How Logical and Physical plan works when read Hive Partitioned ORC table in pyspark dataframe

I have created a spark dataframe reading csv from hdfs location.

emp_df ="com.databricks.spark.csv") \
  .option("mode", "DROPMALFORMED") \
  .option("header", "true") \
  .option("inferschema", "true") \
  .option("delimiter", ",").load(PATH_TO_FILE)

and saving this dataframe as Hive paritioned orc table using partitionBy method

emp_df.repartition(5, 'emp_id').write.format('orc').partitionBy("emp_id").saveAsTable("UDB.temptable")

when I am reading this table as below method and If I look at the logical and physical plan, it seems that it has perfectly filtered the data using partition key column:

emp_df_1 = spark.sql("select * from UDB.temptable where emp_id ='6'")

== Parsed Logical Plan ==
'Project [*]
+- 'Filter ('emp_id = 6)
   +- 'UnresolvedRelation `UDB`.`temptable`

== Analyzed Logical Plan ==
emp_name: string, emp_city: string, emp_salary: int, emp_id: int
Project [emp_name#7399, emp_city#7400, emp_salary#7401, emp_id#7402]
+- Filter (emp_id#7402 = cast(6 as int))
   +- SubqueryAlias temptable
      +- Relation[emp_name#7399,emp_city#7400,emp_salary#7401,emp_id#7402] orc

== Optimized Logical Plan ==
Filter (isnotnull(emp_id#7402) && (emp_id#7402 = 6))
+- Relation[emp_name#7399,emp_city#7400,emp_salary#7401,emp_id#7402] orc

== Physical Plan ==
*(1) FileScan orc udb.temptable[emp_name#7399,emp_city#7400,emp_salary#7401,emp_id#7402] Batched: true, Format: ORC, Location: PrunedInMemoryFileIndex[hdfs://pathlocation/database/udb...., 
PartitionCount: 1, PartitionFilters: [isnotnull(emp_id#7402), (emp_id#7402 = 6)], PushedFilters: [], ReadSchema: struct<emp_name:string,emp_city:string,emp_salary:int>

whereas If I read this dataframe via absolute hdfs path location, it seems that it is not able to filter the data using partition key column:

emp_df_2 ="orc").load("hdfs://pathlocation/database/udb.db/temptable/emp_id=6")

== Parsed Logical Plan ==
Relation[emp_name#7411,emp_city#7412,emp_salary#7413] orc

== Analyzed Logical Plan ==
emp_name: string, emp_city: string, emp_salary: int
Relation[emp_name#7411,emp_city#7412,emp_salary#7413] orc

== Optimized Logical Plan ==
Relation[emp_name#7411,emp_city#7412,emp_salary#7413] orc

== Physical Plan ==
*(1) FileScan orc [emp_name#7411,emp_city#7412,emp_salary#7413] Batched: true, Format: ORC, Location: InMemoryFileIndex[hdfs://pathlocation/data/database/udb.db/tem..., 
PartitionFilters: [], PushedFilters: [], ReadSchema: struct<emp_name:string,emp_city:string,emp_salary:int>

Could you please help me to understand the logical and physical plan in both the cases?


  • In your second example partition location is already covered in HDFS path.
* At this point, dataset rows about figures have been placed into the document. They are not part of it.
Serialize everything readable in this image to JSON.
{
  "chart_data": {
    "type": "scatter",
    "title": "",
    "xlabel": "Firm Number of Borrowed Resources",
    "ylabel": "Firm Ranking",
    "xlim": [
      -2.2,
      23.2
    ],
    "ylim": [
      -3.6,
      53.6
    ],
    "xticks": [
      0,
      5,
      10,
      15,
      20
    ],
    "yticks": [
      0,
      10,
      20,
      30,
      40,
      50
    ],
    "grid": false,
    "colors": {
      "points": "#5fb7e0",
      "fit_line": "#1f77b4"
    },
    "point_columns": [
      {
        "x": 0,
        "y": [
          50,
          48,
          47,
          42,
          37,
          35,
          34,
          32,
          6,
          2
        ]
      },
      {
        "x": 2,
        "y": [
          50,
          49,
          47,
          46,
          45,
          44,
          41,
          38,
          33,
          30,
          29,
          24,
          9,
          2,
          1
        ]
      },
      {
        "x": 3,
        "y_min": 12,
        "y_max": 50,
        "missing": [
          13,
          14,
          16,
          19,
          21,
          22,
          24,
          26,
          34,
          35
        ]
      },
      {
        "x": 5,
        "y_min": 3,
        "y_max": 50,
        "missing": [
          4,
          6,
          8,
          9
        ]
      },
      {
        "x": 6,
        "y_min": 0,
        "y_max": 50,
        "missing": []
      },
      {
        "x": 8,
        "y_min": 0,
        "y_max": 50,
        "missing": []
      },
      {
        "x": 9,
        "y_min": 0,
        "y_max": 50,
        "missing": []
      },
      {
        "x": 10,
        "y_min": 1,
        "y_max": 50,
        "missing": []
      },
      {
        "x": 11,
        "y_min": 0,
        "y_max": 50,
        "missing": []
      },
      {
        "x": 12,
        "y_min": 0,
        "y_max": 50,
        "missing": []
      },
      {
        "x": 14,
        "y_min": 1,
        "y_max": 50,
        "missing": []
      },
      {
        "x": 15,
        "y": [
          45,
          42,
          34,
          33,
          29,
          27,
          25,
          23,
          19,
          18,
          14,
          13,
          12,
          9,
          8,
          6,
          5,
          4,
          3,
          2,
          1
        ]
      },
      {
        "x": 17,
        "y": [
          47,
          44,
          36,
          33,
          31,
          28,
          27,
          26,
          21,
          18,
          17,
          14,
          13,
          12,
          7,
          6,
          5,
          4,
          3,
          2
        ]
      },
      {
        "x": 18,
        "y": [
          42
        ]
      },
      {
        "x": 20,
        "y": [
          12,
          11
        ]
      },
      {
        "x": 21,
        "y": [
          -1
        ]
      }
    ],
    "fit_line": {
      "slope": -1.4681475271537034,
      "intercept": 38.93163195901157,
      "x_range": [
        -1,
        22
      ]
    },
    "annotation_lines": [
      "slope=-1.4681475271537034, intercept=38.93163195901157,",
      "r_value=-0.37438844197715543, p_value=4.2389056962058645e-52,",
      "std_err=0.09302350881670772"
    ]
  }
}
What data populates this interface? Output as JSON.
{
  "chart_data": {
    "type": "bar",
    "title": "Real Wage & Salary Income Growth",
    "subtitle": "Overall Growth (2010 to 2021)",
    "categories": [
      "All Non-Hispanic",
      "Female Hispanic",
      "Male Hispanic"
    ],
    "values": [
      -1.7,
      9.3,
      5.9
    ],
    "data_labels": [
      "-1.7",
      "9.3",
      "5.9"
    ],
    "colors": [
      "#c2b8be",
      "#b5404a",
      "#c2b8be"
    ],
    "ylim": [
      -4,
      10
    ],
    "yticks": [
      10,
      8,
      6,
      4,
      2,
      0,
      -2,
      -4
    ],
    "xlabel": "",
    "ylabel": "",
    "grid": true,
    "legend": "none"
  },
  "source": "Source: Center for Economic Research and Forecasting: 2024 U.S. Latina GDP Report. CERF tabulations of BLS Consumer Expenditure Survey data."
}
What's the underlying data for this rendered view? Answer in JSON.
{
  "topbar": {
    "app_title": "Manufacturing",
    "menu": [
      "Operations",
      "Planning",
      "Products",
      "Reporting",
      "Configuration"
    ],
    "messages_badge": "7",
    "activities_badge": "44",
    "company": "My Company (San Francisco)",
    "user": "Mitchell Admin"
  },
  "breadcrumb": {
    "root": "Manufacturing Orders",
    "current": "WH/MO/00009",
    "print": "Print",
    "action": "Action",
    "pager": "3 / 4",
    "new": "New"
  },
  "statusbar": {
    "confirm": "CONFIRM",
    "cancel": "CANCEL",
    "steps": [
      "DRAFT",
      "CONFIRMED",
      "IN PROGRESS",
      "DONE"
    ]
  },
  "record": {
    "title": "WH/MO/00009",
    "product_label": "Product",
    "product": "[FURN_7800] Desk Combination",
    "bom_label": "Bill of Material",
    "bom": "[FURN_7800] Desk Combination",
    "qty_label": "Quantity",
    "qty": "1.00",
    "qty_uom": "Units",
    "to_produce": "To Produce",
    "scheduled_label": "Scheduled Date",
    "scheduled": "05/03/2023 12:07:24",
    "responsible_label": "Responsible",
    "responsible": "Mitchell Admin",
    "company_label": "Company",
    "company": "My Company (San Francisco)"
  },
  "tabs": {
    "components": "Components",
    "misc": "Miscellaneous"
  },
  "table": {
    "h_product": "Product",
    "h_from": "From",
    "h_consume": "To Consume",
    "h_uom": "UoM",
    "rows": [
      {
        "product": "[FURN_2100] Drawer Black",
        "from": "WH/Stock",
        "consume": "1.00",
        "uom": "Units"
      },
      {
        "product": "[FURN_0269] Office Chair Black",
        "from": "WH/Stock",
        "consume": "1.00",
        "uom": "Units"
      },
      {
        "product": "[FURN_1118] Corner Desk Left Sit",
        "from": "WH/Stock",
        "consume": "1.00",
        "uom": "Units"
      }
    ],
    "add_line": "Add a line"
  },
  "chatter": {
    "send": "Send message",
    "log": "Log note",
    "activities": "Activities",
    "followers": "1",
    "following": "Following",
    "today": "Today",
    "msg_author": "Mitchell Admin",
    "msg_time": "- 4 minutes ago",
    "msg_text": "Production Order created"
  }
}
You can still put parent directory as a path and make use of partitioning with the following code:

    full_dataset_df ="orc") \
    one_partition_df = full_dataset_df.where(full_dataset_df.emp_id == 6)

    It's worthy to mention that no matter which of these 3 methods you will use, the data processing performance will be the same.